Industry leaders are similarly enthusiastic about the shift. Rick Rogers, CEO of Florida-based Del-Air, noted that his firm chose Probook specifically because of the platform’s industry-first philosophy: "They know dispatch. They’re also part of our front-line CSR. We chose Probook over other AI vendors because they understand the reality of our day-to-day operations."
Implications: The Future of the Trades
The implications of Probook’s success extend beyond just another software company winning a funding round. It marks a transition toward "Vertical AI"—the idea that general-purpose artificial intelligence is far less effective than specialized systems built by those who understand the unique domain constraints of a specific industry.
1. The Death of the Point Solution
For years, home service operators have been sold an endless array of chat widgets, voice agents, and lead-tracking software. These tools rarely communicated with each other, leading to "data silos" where a customer’s history was lost the moment they moved from an automated chat to a human dispatcher. Probook’s "single context layer" approach effectively renders these disjointed point solutions obsolete.
2. The Professionalization of Trade Operations
By bringing high-end technical infrastructure to the trades, Probook is enabling small and medium-sized shops to compete with the logistical efficiency of massive, private-equity-backed platforms. This "leveling of the playing field" could lead to a massive consolidation and efficiency gain across the entire $600 billion home services market.
3. Scaling Through Technology, Not Personnel
Perhaps the most significant implication for the labor market is the shift in how firms scale. Traditionally, growth in the trades meant hiring more customer service representatives to handle the increased call volume.

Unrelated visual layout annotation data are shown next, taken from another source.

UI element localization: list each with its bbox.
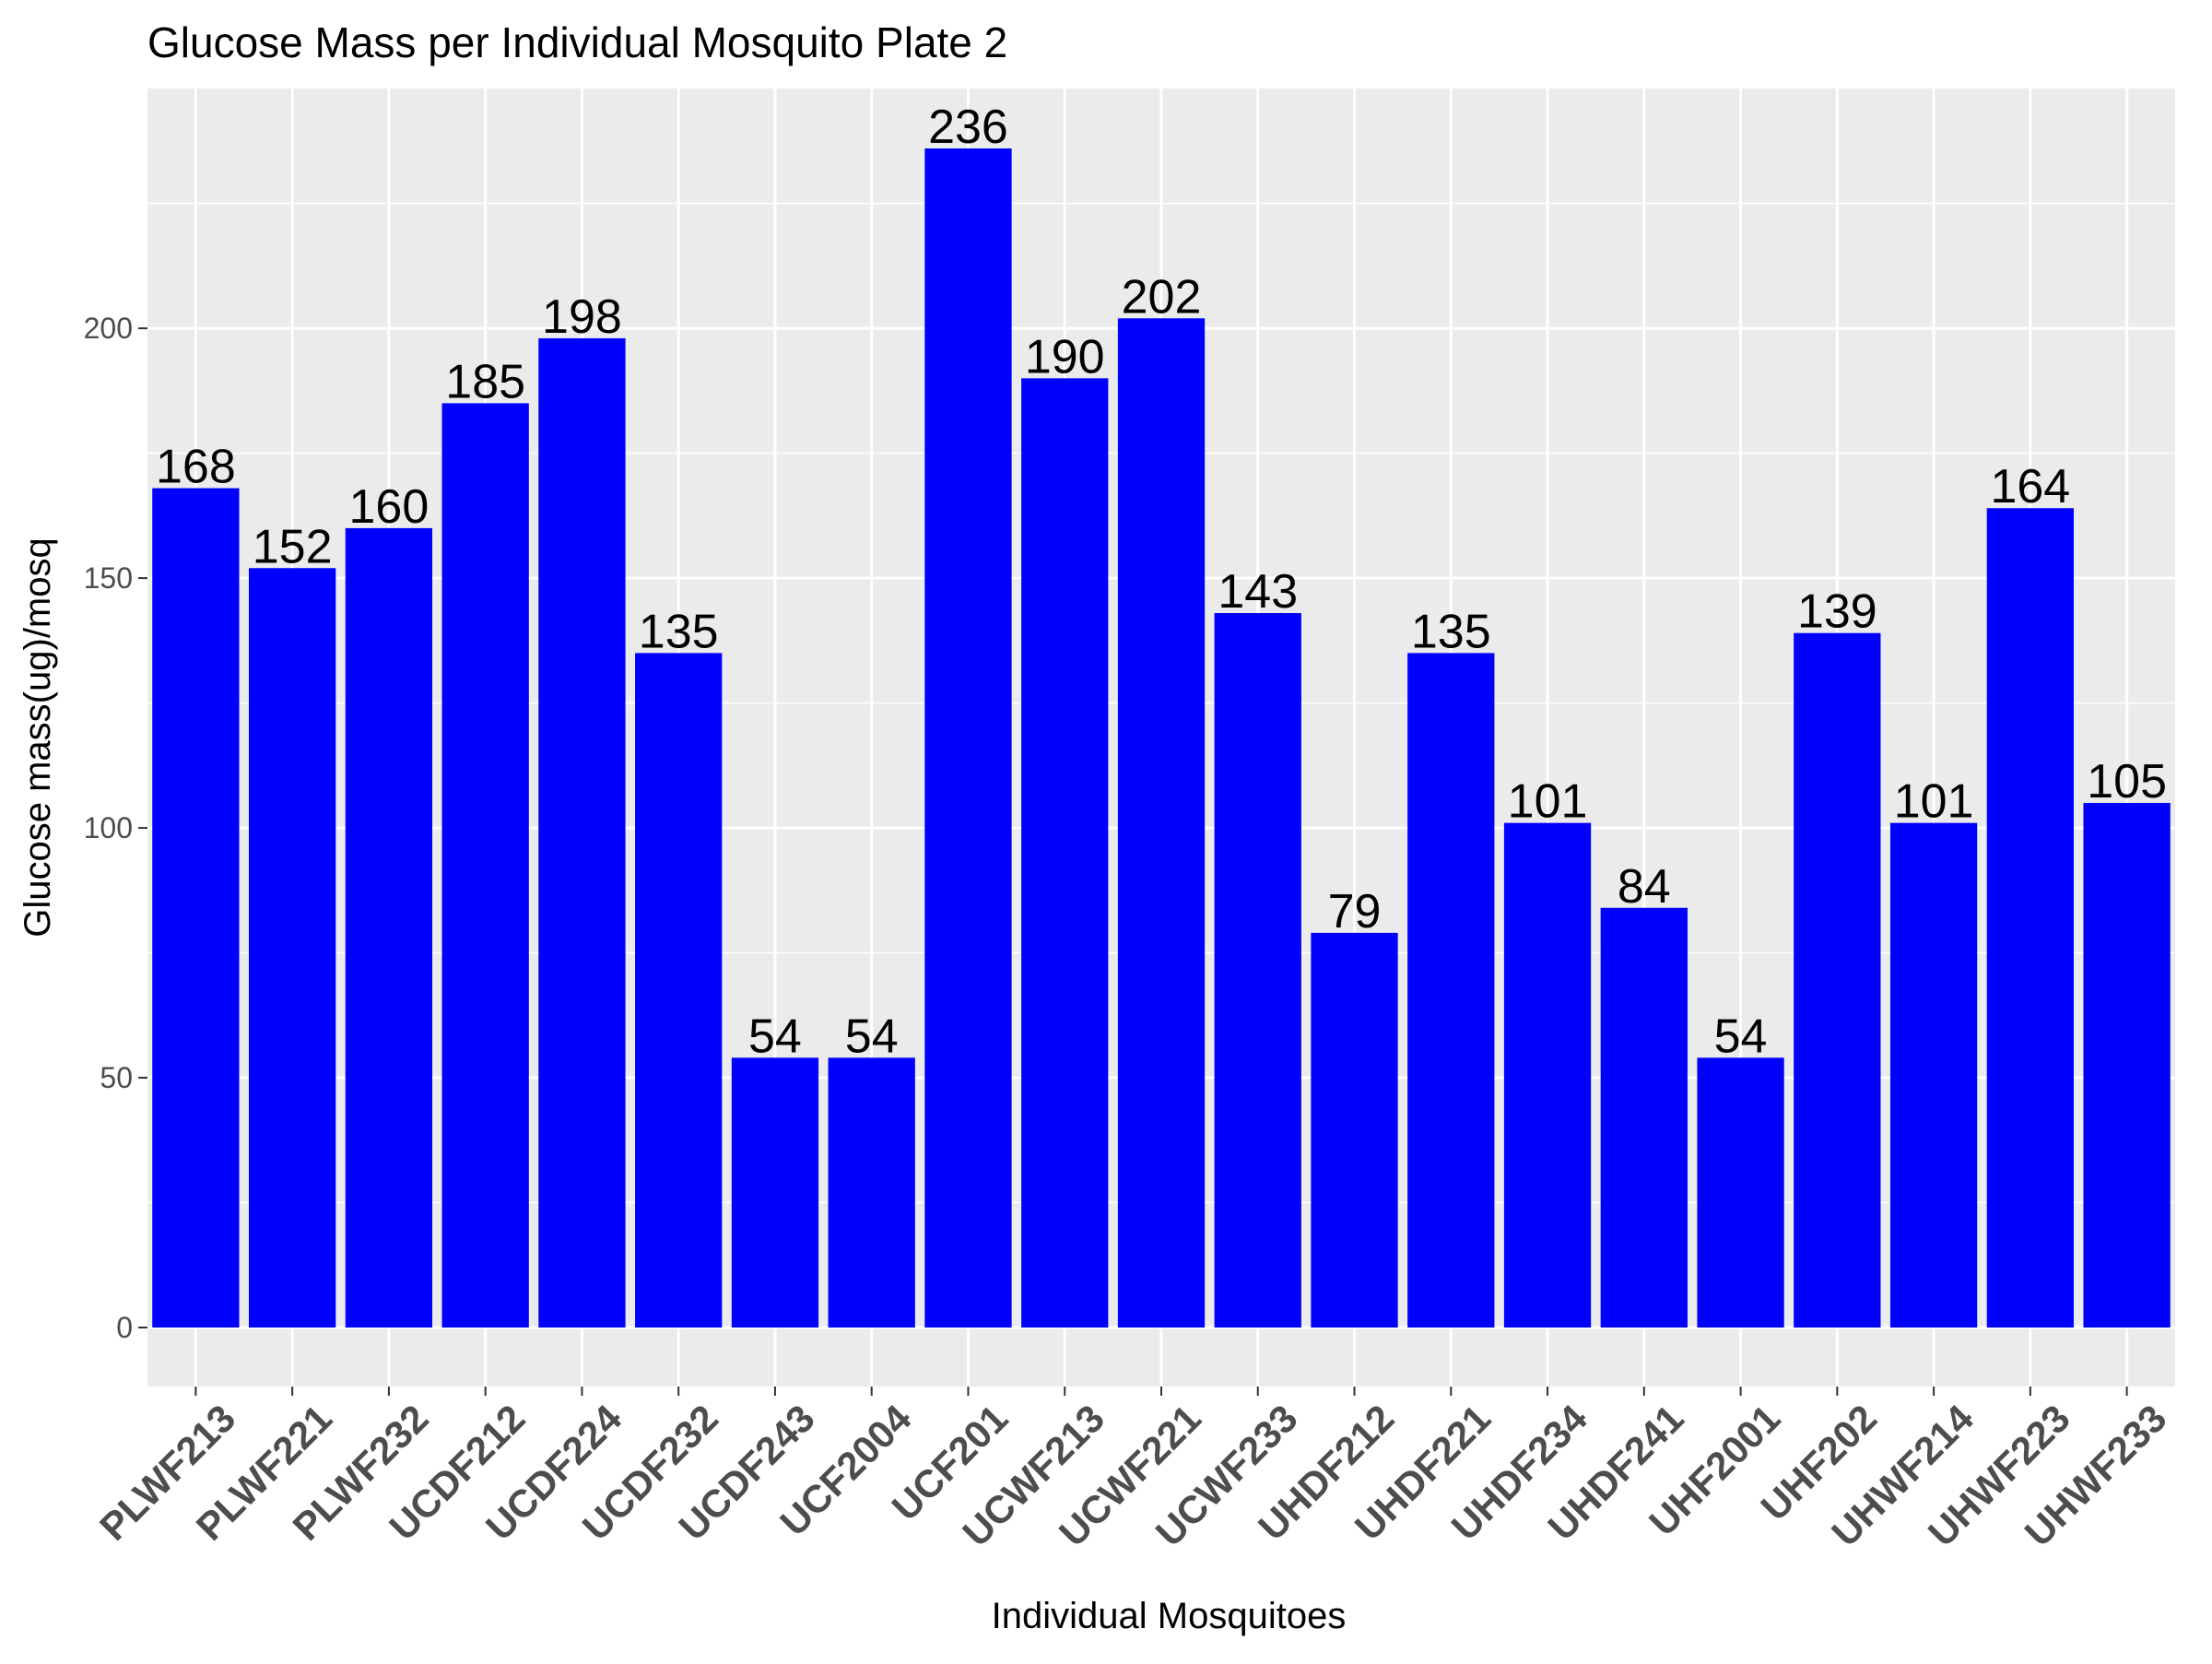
data-label: 168 bbox=[156, 441, 236, 494]
y-tick-label: 150 bbox=[84, 561, 133, 595]
bar-ucdf212 bbox=[441, 403, 529, 1328]
bar-ucwf213 bbox=[1021, 378, 1109, 1328]
bar-uhf202 bbox=[1794, 632, 1881, 1328]
data-label: 101 bbox=[1508, 775, 1588, 829]
x-axis: PLWF213PLWF221PLWF232UCDF212UCDF224UCDF2… bbox=[91, 1387, 2174, 1554]
bars bbox=[152, 148, 2171, 1328]
data-label: 54 bbox=[1714, 1009, 1768, 1063]
data-label: 202 bbox=[1122, 270, 1202, 324]
y-tick-label: 0 bbox=[116, 1311, 133, 1344]
y-tick-label: 200 bbox=[84, 312, 133, 345]
y-tick-label: 100 bbox=[84, 811, 133, 844]
bar-ucdf243 bbox=[731, 1057, 819, 1328]
bar-uhwf223 bbox=[1986, 508, 2074, 1328]
bar-uhwf233 bbox=[2083, 802, 2171, 1328]
y-tick-label: 50 bbox=[100, 1061, 133, 1094]
bar-uhdf241 bbox=[1600, 907, 1688, 1328]
x-axis-title: Individual Mosquitoes bbox=[992, 1596, 1347, 1636]
bar-ucwf233 bbox=[1214, 613, 1301, 1328]
data-label: 139 bbox=[1797, 585, 1877, 639]
bar-plwf213 bbox=[152, 488, 240, 1328]
data-label: 101 bbox=[1894, 775, 1974, 829]
data-label: 164 bbox=[1990, 460, 2070, 513]
bar-ucdf232 bbox=[635, 653, 723, 1328]
data-label: 160 bbox=[349, 480, 429, 534]
data-label: 54 bbox=[845, 1009, 899, 1063]
data-label: 198 bbox=[542, 290, 622, 344]
data-label: 135 bbox=[639, 605, 719, 658]
bar-uhdf212 bbox=[1311, 932, 1398, 1328]
data-label: 185 bbox=[445, 355, 525, 408]
bar-ucwf221 bbox=[1117, 318, 1206, 1328]
bar-ucf201 bbox=[924, 148, 1012, 1328]
bar-ucdf224 bbox=[538, 337, 626, 1328]
bar-uhdf221 bbox=[1407, 653, 1495, 1328]
chart-title: Glucose Mass per Individual Mosquito Pla… bbox=[147, 18, 1007, 66]
data-label: 54 bbox=[748, 1009, 802, 1063]
bar-uhf2001 bbox=[1697, 1057, 1784, 1328]
data-label: 79 bbox=[1328, 885, 1382, 938]
y-axis: 0 50 100 150 200 bbox=[84, 312, 147, 1344]
bar-uhdf234 bbox=[1503, 822, 1592, 1328]
data-label: 135 bbox=[1411, 605, 1491, 658]
data-label: 152 bbox=[253, 520, 333, 573]
bar-ucf2004 bbox=[828, 1057, 915, 1328]
data-label: 143 bbox=[1218, 565, 1298, 619]
data-label: 190 bbox=[1025, 330, 1105, 384]
data-label: 84 bbox=[1618, 860, 1671, 914]
data-label: 236 bbox=[928, 100, 1008, 154]
bar-uhwf214 bbox=[1889, 822, 1978, 1328]
bar-plwf221 bbox=[249, 568, 336, 1328]
bar-plwf232 bbox=[345, 527, 433, 1328]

Probook demonstrates that with the right AI architecture, firms can scale their revenue and job volume without a linear increase in administrative headcount.
Strategic Roadmap: What’s Next?
With $40 million in new capital, Probook is entering a phase of aggressive expansion. The company has announced that the funds will be directed toward three primary pillars:
- Go-To-Market Scaling: Expanding the sales and marketing teams to meet the surging demand from independent shops and larger platforms alike.
- Engineering Depth: Deepening the platform’s AI capabilities, specifically focusing on further automating the complex scheduling and dispatch logic that currently consumes so much of an operator’s time.
- Customer Success: A cornerstone of Probook’s strategy is that they "stay on the hook" for the outcomes they sell. Expanding the customer success team is critical to ensuring that the technology continues to deliver measurable EBITDA improvements as the user base grows.
As the industry continues to modernize, Probook’s trajectory suggests that the future of the American home service business will be built not by generalist tech giants, but by those who understand the specific, high-stakes complexities of dispatching a technician to a customer’s door. By turning the "nerve center" of the business into a data-driven asset, Probook is effectively rewriting the playbook for the modern tradesperson.